Summer fruits are one of the wonderful bonuses of this season. Who doesn’t love them? But before you start stuffing yourself with fruit as if they’re about to run out of season, you should pay attention that they don’t mess up your diet. Fruit contain sugar (fructose), sometimes in a surprising quantity.
Most of us love fruit, especially eating them chilled whilst sitting in our airconditioned rooms. The problem is that we shouldn’t really consume them without limitation. And it’s important to know which of them contain greater amounts of sugar that potentially can put our diet at risk.
Grapes and mango, for example, contain 15% sugar to a serving, which means that a small bunch of grapes hides 4 teaspoons of sugar. An average size mango hides walloping 7 teaspoons of sugar. Next on the list are apples, pears and peaches, all containing around 10% sugar to a piece of fruit, which translates to approximately 4 teaspoons of sugar per piece of fruit.
Surprisingly, the least amount of sugar is present in melon and watermelon (7% sugar in a portion), which is less than found is carrots. But because of the higher portions usually consumed, it practically comes down to consuming similar amounts of sugar.

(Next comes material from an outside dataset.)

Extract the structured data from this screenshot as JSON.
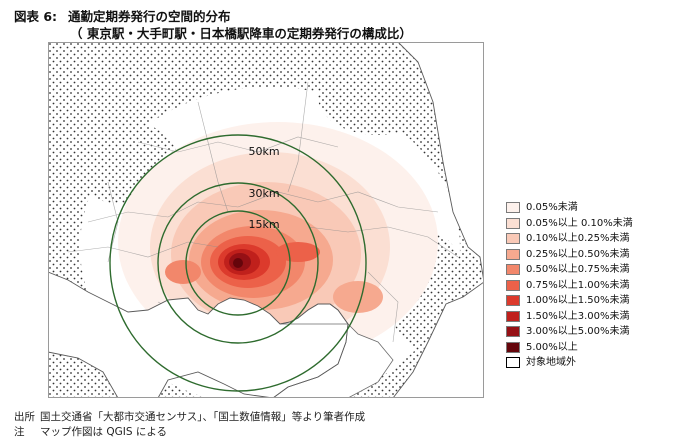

It is important to realise that the sugar contained in fruit is fructose which is quickly absorbed by the body and is mostly stored as belly fat. So even if certain fruits are not as sugar-rich, its still recommended not to consume more than 3 portions per day (for non-diabetics or people with insulin resistance).
If you’re a diabetic who is not willing to give up on fruit, it’s recommended to check the glycaemic value of each fruit and how quickly the fructose will be absorbed in the blood. The slower, the better. It’s recommended that diabetics consume fruits together with proteins such as almonds or yogurt.